綫人(線人)(密告者)

《線人》
張家輝(ニック・チョン)、謝霆鋒(ニコラス・ツェ)、桂綸鎂(グイ・ルンメイ)、廖啓智(リウ・カイチー)、苗圃、姜皓文(フィリップ・キョン)、陸毅(ルー・イー)、郭政鴻(デレク・クォック)、金剛、呉浩康(ディープ・ン) 
林超賢(ダンテ・ラム):監督


刑事の李滄東 (張家輝)は、情報提供者を使って事件解決を試み、すんでのところで犯人を取り逃がす。身分がばれた情報提供者は徹底的に痛めつけらていた。しかし若い刑事たちには「情報提供者とは友達のように接しろ。あくまでも友達の”ように”だ」と言い聞かせていた。
貴金属店強奪犯の巴閉(陸毅)が香港に戻ってくるという情報を得た李滄東は、出所の近い細鬼(謝霆鋒)に接触、情報提供者(線人)になるようもちかける。細鬼には借金があり唯一の身内である妹は借金のカタにとられたうえに客を取らされていた。そんな細鬼に成功報酬をちらつかせて線人へと誘いをかけた。
悩みつつも金のため情報提供者となることを承諾した細鬼は、滄東の命により手始めに不法レースで巴閉の手下の注目を集めることに成功、巴閉の一味への潜入した。巴閉の女・阿弟(桂綸鎂)らは銃を手に入れ、阿弟と細鬼は宝飾店を物色していると滄東に報告する。しかし警察の上司はこれらの情報では満足せず、強盗発生後に逮捕すると言い出す。滄東は細鬼を危険にさらすことに悩むのだが・・・。

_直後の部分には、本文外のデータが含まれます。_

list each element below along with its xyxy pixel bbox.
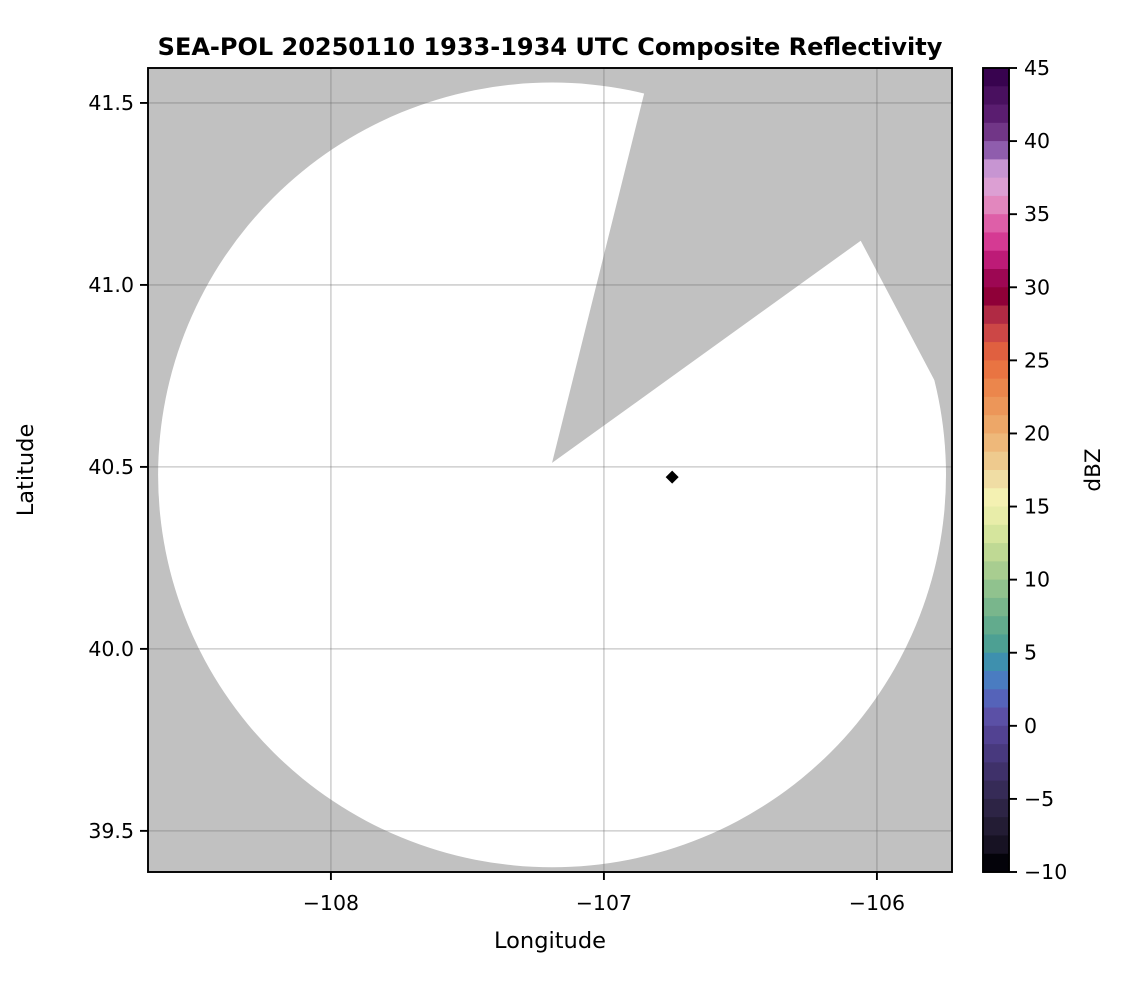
colorbar-band [983,177,1009,197]
colorbar-tick-label: 0 [1024,714,1037,738]
colorbar: 45 40 35 30 25 20 15 10 5 0 −5 −10 [982,56,1067,884]
colorbar-band [983,835,1009,855]
y-tick-label: 40.0 [88,637,134,661]
colorbar-band [983,597,1009,617]
colorbar-tick-label: 20 [1024,421,1050,445]
colorbar-band [983,543,1009,563]
colorbar-tick-label: −5 [1024,787,1054,811]
colorbar-band [983,122,1009,142]
colorbar-band [983,561,1009,581]
colorbar-tick-label: 15 [1024,495,1050,519]
y-tick-label: 41.5 [88,91,134,115]
x-tick-label: −106 [849,891,905,915]
colorbar-band [983,652,1009,672]
missing-data-sector [552,68,952,463]
colorbar-tick-label: 5 [1024,641,1037,665]
y-tick-label: 40.5 [88,455,134,479]
colorbar-tick-label: 40 [1024,129,1050,153]
y-axis-label: Latitude [13,424,39,517]
chart-title: SEA-POL 20250110 1933-1934 UTC Composite… [158,33,943,61]
colorbar-tick-label: 10 [1024,568,1050,592]
axes-spines [147,67,953,873]
colorbar-tick-label: 25 [1024,348,1050,372]
colorbar-band [983,360,1009,380]
colorbar-band [983,232,1009,252]
colorbar-band [983,396,1009,416]
colorbar-band [983,287,1009,307]
colorbar-band [983,853,1009,873]
colorbar-band [983,451,1009,471]
colorbar-tick-label: 35 [1024,202,1050,226]
y-tick-label: 39.5 [88,819,134,843]
colorbar-band [983,141,1009,161]
colorbar-band [983,68,1009,87]
colorbar-band [983,104,1009,124]
colorbar-band [983,214,1009,234]
colorbar-band [983,634,1009,654]
colorbar-band [983,707,1009,727]
colorbar-band [983,86,1009,106]
colorbar-band [983,671,1009,690]
marker-layer [665,470,679,484]
colorbar-band [983,323,1009,343]
colorbar-band [983,744,1009,764]
y-tick-label: 41.0 [88,273,134,297]
colorbar-band [983,195,1009,215]
colorbar-band [983,725,1009,745]
grid-layer [148,68,952,872]
colorbar-band [983,305,1009,325]
colorbar-band [983,762,1009,782]
colorbar-band [983,378,1009,398]
colorbar-outline [982,67,1010,873]
colorbar-band [983,689,1009,709]
colorbar-band [983,798,1009,818]
x-tick-label: −107 [576,891,632,915]
colorbar-tick-label: 45 [1024,56,1050,80]
colorbar-label: dBZ [1081,448,1106,491]
colorbar-band [983,342,1009,362]
colorbar-band [983,415,1009,435]
colorbar-band [983,817,1009,837]
radar-coverage-group [158,68,952,868]
colorbar-tick-label: −10 [1024,860,1067,884]
colorbar-tick-label: 30 [1024,275,1050,299]
colorbar-band [983,470,1009,489]
x-axis-label: Longitude [494,928,606,954]
colorbar-band [983,506,1009,526]
axes-frame-layer [147,67,953,873]
x-axis-ticks: −108 −107 −106 [303,872,905,915]
colorbar-band [983,616,1009,636]
map-layer [148,68,952,872]
site-marker-diamond [665,470,679,484]
x-tick-label: −108 [303,891,359,915]
colorbar-band [983,524,1009,544]
y-axis-ticks: 41.5 41.0 40.5 40.0 39.5 [88,91,148,843]
colorbar-band [983,579,1009,599]
colorbar-band [983,159,1009,179]
colorbar-band [983,250,1009,270]
colorbar-band [983,269,1009,288]
colorbar-band [983,780,1009,800]
colorbar-band [983,488,1009,508]
colorbar-band [983,433,1009,453]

《証人》に続いて林超賢、張家輝、謝霆鋒、廖啓智という組み合わせで見せる警匪片(警察と犯罪者の物語)。
今回は刑事が張家輝(ちなみに刑事の名前・李滄東は韓国の監督イ・チャンドンの漢字表記なのは何か意味あるのだろうか?)。過去に自分の情報提供者(線人)を危険にさらし廃人同様にした過去を持っていおり、情報提供者に感情移入してはならないと知りながらも、見捨てることはできない。さらに妻との過去も彼に暗い影を落としており、複雑な心理を持っている。張家輝は無表情を装いながら、徐々に感情を作り上げて、クライマックスへもっていく。その細かい感情表現は見事。情報提供者を演じるのは、このところ活躍めざましい謝霆鋒。憂いと同時に唯一の身内と自分と同類の者への熱い思いを胸に秘めた役を坊主頭で強面風に演じている。この謝霆鋒もまたクライマックスに向かって感情とアクションを盛り上げていく。そして一番の驚きは桂綸[金美]演じる若い情婦。ロッカー風ないでたちでたばこを離さず、自分の感情をもてあましているようななげやりな態度かと思えば、自分の感情に素直に従おうとして怖い者知らずな無軌道ぶりを演じる。これまでの桂綸[金美]とはまったく違ったスタイルで瞠目。さらに陸毅に悪役をやらせたことに感心する。


物語そのものは単純だが、その中に含まれる感情は複雑で豊富。前作よりずしっと重い感情が積み重なっている。クライマックスが少しスプラッター風ではあるものの、脚本の良さと的確な配役は《証人》以上かもしれない。